Israel’s 2026 state budget cleared its first parliamentary hurdle overnight Wednesday into Thursday, passing an initial Knesset vote by 62–55 after last-minute backing from the ultra-Orthodox Shas and Degel HaTorah parties, exposing fresh fractures within the governing coalition.
The vote was not unanimous among the coalition’s religious factions. Several lawmakers from Agudat Israel, part of United Torah Judaism, voted against the budget, including Yitzhak Goldknopf, Yaakov Tessler, and Meir Porush.

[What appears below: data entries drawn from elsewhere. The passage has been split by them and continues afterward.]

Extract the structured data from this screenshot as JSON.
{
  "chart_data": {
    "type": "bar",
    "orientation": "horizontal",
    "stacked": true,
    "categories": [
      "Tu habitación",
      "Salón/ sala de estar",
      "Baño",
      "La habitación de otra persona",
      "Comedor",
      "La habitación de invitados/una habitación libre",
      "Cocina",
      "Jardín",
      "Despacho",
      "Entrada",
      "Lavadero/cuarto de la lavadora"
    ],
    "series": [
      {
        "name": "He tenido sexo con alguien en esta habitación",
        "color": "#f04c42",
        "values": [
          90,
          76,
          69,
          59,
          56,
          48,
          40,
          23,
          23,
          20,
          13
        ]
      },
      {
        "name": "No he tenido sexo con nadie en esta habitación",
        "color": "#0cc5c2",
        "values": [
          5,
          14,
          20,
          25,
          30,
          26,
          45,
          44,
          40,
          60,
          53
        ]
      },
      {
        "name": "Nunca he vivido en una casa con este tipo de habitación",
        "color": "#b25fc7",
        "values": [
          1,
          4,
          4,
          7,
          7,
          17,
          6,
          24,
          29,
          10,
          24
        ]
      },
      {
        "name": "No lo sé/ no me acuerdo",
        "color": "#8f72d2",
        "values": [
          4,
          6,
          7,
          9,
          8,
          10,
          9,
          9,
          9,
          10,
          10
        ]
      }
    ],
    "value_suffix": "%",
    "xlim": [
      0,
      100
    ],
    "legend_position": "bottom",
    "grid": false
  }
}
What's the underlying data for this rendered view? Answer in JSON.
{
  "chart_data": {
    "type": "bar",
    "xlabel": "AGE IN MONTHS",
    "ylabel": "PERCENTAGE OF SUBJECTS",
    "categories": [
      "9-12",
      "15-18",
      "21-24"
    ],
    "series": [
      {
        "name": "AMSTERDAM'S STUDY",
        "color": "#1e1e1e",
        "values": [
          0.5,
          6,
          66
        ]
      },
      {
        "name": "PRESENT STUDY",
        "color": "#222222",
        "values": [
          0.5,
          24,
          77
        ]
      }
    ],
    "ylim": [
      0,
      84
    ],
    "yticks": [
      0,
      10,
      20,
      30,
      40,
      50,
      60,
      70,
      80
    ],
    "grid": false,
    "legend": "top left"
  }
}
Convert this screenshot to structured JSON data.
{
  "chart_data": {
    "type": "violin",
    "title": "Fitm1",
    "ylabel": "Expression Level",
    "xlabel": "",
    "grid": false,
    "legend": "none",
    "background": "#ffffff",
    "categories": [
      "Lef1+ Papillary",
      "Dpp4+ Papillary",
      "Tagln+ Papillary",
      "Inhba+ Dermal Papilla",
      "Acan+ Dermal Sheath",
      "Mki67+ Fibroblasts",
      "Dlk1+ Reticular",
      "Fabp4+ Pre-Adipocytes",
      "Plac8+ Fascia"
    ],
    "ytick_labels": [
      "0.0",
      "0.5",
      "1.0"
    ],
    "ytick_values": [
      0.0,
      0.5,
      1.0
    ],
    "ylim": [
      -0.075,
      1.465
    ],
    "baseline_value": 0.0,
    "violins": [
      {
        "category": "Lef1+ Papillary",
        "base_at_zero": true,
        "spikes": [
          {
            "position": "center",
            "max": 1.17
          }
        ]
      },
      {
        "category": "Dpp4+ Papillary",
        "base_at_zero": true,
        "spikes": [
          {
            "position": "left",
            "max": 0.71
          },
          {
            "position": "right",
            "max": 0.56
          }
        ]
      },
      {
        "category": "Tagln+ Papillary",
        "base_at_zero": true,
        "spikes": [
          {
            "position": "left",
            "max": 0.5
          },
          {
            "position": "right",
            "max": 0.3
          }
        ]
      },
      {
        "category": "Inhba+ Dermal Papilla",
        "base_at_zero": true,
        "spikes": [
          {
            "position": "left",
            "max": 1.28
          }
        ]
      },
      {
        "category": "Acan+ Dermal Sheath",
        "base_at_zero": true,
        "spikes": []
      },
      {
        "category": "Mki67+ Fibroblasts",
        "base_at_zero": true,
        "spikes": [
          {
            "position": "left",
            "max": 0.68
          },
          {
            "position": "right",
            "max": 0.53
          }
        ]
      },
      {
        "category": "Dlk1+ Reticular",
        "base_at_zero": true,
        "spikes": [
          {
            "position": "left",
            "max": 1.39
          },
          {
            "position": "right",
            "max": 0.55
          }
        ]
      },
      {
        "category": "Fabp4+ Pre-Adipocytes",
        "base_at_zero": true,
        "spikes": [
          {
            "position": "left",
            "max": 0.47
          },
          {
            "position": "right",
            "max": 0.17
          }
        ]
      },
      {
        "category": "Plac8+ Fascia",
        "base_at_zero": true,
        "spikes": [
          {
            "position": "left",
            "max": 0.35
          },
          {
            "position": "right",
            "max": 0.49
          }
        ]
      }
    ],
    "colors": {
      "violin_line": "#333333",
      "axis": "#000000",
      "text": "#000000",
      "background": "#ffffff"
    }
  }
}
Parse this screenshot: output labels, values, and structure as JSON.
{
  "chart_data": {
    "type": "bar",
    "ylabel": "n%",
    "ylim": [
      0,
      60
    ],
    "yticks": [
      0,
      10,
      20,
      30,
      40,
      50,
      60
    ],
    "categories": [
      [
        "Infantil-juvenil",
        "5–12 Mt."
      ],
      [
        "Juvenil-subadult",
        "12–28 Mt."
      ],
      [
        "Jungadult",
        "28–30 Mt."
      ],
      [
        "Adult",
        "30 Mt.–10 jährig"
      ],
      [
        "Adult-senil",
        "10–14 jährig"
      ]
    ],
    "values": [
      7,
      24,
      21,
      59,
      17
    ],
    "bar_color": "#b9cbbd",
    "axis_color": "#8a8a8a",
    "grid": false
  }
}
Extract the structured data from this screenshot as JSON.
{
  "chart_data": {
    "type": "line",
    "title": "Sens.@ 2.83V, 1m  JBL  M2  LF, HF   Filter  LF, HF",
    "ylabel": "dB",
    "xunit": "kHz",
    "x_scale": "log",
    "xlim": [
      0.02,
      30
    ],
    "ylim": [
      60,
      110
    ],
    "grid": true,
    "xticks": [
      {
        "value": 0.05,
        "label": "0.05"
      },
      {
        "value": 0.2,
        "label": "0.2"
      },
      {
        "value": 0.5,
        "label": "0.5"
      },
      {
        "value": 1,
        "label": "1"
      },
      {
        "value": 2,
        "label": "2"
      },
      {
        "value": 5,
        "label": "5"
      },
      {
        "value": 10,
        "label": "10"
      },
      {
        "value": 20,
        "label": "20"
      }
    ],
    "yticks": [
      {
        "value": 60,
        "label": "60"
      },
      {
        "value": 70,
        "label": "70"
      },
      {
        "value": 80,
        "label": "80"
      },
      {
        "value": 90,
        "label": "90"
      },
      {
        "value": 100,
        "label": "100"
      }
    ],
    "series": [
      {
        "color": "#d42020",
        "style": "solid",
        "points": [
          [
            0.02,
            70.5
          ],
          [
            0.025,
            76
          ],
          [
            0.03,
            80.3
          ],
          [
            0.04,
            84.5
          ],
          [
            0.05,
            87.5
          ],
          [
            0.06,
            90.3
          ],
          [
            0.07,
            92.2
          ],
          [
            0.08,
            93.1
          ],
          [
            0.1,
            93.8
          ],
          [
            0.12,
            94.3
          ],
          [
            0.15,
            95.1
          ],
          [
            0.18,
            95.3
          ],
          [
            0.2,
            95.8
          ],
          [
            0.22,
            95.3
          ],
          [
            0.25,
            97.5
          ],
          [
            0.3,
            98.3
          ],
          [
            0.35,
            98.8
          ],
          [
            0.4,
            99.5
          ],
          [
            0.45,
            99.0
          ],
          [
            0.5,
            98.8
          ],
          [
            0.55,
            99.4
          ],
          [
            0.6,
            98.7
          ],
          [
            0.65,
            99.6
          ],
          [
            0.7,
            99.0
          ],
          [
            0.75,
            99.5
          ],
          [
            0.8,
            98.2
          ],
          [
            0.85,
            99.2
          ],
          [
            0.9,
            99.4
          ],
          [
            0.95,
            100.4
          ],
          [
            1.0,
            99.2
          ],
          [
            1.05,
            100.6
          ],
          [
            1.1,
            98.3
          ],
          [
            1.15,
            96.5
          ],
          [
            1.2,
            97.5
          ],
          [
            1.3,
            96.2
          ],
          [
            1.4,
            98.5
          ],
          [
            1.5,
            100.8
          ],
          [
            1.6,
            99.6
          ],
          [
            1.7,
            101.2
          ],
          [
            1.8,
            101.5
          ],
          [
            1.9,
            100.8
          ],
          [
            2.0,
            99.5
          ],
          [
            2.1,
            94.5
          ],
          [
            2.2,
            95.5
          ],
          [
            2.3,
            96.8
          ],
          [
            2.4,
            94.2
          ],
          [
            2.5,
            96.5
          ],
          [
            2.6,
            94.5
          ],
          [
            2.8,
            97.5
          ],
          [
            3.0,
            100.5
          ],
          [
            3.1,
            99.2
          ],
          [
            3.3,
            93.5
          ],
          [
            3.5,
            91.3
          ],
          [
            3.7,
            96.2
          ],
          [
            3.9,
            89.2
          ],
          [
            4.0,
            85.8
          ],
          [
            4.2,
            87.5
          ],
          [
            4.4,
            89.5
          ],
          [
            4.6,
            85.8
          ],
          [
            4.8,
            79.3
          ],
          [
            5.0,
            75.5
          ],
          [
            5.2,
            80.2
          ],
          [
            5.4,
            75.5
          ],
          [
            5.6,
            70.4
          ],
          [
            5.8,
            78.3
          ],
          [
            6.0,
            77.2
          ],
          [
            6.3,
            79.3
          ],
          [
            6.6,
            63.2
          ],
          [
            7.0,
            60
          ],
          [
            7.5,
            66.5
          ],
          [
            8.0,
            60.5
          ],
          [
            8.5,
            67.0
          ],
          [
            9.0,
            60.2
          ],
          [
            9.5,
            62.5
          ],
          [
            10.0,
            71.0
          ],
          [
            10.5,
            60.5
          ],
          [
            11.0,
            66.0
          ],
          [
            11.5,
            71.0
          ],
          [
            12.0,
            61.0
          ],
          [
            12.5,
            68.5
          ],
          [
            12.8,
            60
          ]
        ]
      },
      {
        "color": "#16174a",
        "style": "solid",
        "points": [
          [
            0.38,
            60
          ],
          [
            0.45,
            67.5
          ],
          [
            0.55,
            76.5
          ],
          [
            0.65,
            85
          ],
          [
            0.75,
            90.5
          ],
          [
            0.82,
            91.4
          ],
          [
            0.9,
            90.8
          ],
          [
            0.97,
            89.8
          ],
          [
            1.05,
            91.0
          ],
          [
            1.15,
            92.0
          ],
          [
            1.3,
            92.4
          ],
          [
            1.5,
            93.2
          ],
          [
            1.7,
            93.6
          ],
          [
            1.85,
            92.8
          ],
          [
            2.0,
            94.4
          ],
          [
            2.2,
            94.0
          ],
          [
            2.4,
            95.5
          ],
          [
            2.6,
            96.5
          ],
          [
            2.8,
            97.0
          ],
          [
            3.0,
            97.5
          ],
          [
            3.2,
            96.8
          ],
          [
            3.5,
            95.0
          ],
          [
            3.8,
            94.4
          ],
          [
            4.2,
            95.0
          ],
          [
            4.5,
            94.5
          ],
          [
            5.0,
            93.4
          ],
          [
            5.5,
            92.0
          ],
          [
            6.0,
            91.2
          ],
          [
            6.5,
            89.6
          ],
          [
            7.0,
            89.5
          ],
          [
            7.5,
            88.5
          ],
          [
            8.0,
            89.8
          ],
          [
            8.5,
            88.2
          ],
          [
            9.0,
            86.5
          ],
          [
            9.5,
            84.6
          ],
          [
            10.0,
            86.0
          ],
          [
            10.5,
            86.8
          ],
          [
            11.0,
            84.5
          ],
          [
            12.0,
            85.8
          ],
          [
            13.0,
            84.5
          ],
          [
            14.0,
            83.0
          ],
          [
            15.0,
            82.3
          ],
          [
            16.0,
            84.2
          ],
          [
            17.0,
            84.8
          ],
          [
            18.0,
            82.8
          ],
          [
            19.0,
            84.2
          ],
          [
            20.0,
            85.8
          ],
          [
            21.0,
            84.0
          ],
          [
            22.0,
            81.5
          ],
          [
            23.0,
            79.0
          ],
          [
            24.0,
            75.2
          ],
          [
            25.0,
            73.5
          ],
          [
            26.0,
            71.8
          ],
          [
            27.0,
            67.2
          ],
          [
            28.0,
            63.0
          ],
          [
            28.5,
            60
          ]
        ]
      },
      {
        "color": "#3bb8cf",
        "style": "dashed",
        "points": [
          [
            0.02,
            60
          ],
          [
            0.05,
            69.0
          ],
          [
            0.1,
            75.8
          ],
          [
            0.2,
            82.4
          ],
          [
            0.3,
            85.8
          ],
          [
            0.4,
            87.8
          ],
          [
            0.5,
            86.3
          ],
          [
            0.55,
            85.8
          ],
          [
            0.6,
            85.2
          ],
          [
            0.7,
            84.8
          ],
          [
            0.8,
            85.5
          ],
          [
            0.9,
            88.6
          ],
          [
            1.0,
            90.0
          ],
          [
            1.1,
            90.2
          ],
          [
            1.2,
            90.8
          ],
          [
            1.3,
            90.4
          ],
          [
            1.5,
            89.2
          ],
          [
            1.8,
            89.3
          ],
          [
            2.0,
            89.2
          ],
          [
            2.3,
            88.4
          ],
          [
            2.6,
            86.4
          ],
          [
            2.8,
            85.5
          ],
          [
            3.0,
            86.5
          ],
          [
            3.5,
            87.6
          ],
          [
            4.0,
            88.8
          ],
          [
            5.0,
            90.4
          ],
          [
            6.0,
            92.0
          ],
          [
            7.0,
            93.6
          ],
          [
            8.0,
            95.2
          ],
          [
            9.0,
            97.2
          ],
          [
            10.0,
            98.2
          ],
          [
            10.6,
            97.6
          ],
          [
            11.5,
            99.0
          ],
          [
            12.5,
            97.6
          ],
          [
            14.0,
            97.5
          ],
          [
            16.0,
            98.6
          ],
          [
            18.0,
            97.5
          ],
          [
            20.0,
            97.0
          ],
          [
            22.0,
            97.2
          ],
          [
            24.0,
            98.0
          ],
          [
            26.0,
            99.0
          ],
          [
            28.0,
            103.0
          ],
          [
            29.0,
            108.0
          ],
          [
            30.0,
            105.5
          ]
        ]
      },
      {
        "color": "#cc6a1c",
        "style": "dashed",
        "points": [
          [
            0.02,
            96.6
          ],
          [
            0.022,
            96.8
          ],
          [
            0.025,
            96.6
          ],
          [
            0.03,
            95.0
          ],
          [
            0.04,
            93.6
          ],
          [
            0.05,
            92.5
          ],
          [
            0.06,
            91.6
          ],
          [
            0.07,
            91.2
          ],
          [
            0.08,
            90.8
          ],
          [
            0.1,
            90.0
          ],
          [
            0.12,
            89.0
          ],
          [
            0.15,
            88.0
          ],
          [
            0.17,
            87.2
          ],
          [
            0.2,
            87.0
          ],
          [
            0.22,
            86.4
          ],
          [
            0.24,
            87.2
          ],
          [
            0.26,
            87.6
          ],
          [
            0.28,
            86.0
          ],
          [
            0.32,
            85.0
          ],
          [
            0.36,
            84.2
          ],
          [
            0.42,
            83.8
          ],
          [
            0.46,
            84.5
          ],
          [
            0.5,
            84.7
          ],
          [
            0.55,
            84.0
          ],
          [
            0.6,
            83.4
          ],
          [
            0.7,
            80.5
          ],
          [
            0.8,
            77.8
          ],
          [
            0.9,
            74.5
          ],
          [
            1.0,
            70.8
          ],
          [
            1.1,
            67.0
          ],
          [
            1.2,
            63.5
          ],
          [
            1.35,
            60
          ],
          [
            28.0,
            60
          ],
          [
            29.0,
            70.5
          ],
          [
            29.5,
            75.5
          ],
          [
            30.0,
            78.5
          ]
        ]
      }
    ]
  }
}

MK Avi Maoz of the Noam party also opposed the measure. Degel HaTorah ultimately supported the budget following a ruling by Rabbi Dov Lando, while warning that its continued backing depends on the passage of a long-delayed law regulating ultra-Orthodox military conscription ahead of the bill’s second and third readings.
The proposed 2026 budget totals 811.74 billion shekels (around $220 billion), comprising 580.75 billion shekels ($157 billion) in current expenditures and 230.99 billion shekels ($63 billion) earmarked for development and investment.
Opposition leaders sharply criticized the vote. Yisrael Beiteinu chairman Avigdor Lieberman dismissed the budget as “a sham presented by a sham government,” accusing the coalition of prioritizing the interests of those exempt from military service at the expense of Israel’s security needs.